ハンズオンの環境につきましては、準備に時間をかけずスムーズに始められるよう、事前に弊社にて PC や RAG を利用するための Jupyter Notebook を用意いたしました。
また、watsonx.ai では複数の Foundation Model を利用できるため、複数のモデルを使って挙動の違いを確認してみたり、取り込む PDFファイルを追加することで回答がどう変わるのか、など、ご自身で自由に検証をする時間を多く設けました。
皆さまそれぞれに前提スキルは異なっていたかもしれませんが、「体験の時間が足りない…」ということはなかったかと思います。
今回ベクターストアへ取り込むのは PDF のみとしましたが、テキストファイルや PowerPoint なども取り込むことができるので、応用できる使い方が非常に広いということを理解いただけたのではないかと感じています。
3. IBMさまによる最新情報紹介・講義
日本アイ・ビー・エム データ・AI・オートメーション事業部 四元さまに「watsonx」に関して、最新事例と製品アップデート情報の2本立てで講義をしていただきました。
事例においては、IBM社内の watsonx活用事例(AskIT)は特筆すべきと言えるでしょう。
AskIT は、IBMの自然言語処理(NLP)能力を活かし、30万件を超えるサポートチケットから抽出された知見をもとに、重要なサポートトピックに迅速に対処する AIアシスタントとして開発されたそうです。
このツールは4ヶ月で133,000人の IBM社員に利用され、問い合わせの75%以上が AI によるチャットで解決されるなど、非常に大きな成果を上げています。
製品アップデート情報のメインは、12月に発表された「watsonx.governance」でした。
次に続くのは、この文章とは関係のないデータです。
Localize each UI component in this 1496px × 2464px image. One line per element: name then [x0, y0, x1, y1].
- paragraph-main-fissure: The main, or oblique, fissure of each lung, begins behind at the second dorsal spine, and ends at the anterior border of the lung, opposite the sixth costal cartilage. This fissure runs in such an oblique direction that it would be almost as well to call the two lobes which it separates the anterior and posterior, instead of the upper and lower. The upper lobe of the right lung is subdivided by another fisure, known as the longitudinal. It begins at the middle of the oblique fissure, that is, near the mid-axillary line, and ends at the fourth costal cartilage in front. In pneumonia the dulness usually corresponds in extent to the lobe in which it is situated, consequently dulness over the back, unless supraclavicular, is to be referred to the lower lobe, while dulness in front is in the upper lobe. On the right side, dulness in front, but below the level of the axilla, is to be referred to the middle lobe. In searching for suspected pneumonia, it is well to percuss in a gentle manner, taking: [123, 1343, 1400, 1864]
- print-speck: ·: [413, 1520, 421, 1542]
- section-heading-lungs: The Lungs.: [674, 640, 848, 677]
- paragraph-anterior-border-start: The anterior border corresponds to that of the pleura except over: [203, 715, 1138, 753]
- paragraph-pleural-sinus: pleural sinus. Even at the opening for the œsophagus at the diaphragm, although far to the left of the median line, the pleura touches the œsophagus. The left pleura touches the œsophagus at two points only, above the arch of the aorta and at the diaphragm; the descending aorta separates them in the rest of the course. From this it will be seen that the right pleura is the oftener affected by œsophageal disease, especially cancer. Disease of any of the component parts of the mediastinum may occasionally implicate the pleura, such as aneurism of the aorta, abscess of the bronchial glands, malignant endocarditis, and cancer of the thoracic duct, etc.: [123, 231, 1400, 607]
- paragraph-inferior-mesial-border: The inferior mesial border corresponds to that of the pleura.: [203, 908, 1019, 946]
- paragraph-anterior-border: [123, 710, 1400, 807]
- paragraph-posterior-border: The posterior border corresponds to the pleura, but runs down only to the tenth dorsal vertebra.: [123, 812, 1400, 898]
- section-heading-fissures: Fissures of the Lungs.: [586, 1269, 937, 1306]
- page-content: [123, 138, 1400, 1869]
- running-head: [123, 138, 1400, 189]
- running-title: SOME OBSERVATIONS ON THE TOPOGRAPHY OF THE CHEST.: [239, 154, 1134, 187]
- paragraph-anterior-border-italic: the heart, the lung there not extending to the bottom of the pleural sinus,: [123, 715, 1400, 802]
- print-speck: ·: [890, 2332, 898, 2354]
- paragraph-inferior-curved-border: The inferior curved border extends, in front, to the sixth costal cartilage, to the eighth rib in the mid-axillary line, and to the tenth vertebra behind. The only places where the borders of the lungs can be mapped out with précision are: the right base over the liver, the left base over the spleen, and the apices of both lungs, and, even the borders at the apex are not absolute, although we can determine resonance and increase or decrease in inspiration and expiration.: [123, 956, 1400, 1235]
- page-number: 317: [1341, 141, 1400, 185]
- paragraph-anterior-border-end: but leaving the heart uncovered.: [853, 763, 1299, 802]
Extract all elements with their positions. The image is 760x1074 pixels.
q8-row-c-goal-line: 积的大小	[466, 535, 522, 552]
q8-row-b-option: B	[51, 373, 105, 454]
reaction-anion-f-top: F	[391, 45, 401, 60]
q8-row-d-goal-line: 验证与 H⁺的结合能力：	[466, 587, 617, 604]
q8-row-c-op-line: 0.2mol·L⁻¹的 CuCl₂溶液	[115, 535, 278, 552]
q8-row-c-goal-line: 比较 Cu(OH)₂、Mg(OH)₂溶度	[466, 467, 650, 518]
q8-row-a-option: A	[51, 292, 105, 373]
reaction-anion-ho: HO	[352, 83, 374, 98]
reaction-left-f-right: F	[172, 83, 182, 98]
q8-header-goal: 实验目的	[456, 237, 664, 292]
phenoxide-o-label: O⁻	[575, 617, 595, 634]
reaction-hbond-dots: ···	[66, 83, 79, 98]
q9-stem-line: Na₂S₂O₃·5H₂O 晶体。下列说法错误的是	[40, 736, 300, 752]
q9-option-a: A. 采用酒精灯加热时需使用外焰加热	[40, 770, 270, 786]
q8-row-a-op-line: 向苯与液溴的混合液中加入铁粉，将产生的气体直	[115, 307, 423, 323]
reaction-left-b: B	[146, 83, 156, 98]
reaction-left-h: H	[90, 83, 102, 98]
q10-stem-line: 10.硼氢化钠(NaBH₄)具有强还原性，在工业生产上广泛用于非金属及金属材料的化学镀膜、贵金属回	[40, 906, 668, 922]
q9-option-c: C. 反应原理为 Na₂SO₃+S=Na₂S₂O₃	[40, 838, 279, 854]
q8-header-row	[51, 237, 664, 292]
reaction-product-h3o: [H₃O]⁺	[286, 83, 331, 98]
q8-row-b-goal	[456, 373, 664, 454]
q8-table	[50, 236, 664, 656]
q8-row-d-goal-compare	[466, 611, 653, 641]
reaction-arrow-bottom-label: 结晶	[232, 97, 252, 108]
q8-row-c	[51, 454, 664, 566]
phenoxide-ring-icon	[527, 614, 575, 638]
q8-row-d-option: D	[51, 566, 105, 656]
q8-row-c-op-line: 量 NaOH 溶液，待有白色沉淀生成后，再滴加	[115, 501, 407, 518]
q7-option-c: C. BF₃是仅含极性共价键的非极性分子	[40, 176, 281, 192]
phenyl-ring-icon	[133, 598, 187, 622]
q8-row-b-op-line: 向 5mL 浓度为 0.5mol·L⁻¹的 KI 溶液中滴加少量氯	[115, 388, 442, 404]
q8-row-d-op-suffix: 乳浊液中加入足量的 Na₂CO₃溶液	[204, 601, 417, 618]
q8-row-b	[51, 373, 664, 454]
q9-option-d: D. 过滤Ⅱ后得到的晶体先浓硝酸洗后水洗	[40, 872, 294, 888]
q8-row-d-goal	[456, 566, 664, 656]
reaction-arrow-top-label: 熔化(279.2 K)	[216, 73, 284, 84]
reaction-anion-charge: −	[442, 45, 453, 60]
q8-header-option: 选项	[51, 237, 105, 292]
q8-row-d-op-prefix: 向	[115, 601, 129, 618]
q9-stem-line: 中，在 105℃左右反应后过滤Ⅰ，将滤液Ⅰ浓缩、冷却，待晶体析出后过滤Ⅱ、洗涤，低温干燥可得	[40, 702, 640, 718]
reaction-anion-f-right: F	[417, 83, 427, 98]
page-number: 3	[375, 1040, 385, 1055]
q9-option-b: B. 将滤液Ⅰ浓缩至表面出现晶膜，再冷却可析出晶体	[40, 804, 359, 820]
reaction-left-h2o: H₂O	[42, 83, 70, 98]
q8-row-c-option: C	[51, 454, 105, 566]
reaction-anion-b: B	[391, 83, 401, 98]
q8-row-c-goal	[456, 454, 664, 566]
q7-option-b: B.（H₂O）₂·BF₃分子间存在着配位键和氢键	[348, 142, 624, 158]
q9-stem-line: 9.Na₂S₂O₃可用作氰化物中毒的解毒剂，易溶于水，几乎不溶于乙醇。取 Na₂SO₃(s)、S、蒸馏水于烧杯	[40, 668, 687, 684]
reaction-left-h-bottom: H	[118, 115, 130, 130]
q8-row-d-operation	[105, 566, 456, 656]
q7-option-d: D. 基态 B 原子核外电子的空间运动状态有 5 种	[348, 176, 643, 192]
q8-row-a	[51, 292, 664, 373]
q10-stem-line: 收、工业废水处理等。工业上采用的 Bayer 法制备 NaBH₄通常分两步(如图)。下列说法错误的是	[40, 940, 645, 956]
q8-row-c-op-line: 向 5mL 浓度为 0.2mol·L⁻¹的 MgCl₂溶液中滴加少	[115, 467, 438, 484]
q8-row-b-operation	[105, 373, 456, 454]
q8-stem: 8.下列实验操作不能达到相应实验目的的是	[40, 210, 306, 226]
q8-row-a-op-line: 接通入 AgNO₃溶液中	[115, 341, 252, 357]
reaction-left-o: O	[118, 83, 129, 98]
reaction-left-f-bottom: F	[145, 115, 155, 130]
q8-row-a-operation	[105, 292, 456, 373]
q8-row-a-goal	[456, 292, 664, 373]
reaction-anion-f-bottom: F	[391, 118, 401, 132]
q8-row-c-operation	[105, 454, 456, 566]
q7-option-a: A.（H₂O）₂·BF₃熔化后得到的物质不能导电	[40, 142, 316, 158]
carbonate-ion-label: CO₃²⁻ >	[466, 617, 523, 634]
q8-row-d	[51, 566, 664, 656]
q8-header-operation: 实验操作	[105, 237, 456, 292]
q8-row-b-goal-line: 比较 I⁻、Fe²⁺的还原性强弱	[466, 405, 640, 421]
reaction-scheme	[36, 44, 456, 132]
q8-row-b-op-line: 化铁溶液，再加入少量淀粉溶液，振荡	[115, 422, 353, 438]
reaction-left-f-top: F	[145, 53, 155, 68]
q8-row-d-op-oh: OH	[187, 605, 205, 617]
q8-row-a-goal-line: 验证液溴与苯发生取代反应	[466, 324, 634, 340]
AI を組織として採用するためには倫理感のある意思決定が必須であり、watsonx.governance は AIガバナンスとして以下の3つの機能を提供する製品である、というご説明をいただきました。
- AIライフサイクルを通してAIモデルの実態を把握するための「モデル・インベントリ」
- AIの性能や課題の管理などを行う「評価・モニタリング」
- 総合監視画面を提供しリスクを可視化する「モデル・リスクガバナンス」
モデル・インベントリでは、他社の AI商品である「Amazon SageMaker」「Azure Machine Learning」などの AIモデルも合わせて管理・監視できることが非常に興味深いです。
watsonx は、AIワークフローを一貫してサポートすることで倫理的かつ透明性の高い AI利用を可能にしています。
これらの技術革新は私たちが直面している数多くの課題に対する解決策を見出し、先進的なビジネス環境を促進していく上での重要なステップと言えるでしょう。
さいごに
セミナー後には、参加いただいたパートナーさまとご支援いただいた IBMさまとの懇親会を開催いたしました。
当懇親会を通してパートナー様の生成AI に対する取り組みや課題を直に伺うことができ、大変有意義な場となりました。
2023年12月18日に弊社は10周年を迎えました。
10年間で培った経験を糧にし、今後さらに新しい取り組みにチャレンジしていきたいと考えております。
本年も、ブログを通してパートナーの皆さまへ様々な情報をお届けさせていただきます!
今後ともどうぞよろしくお願いいたします。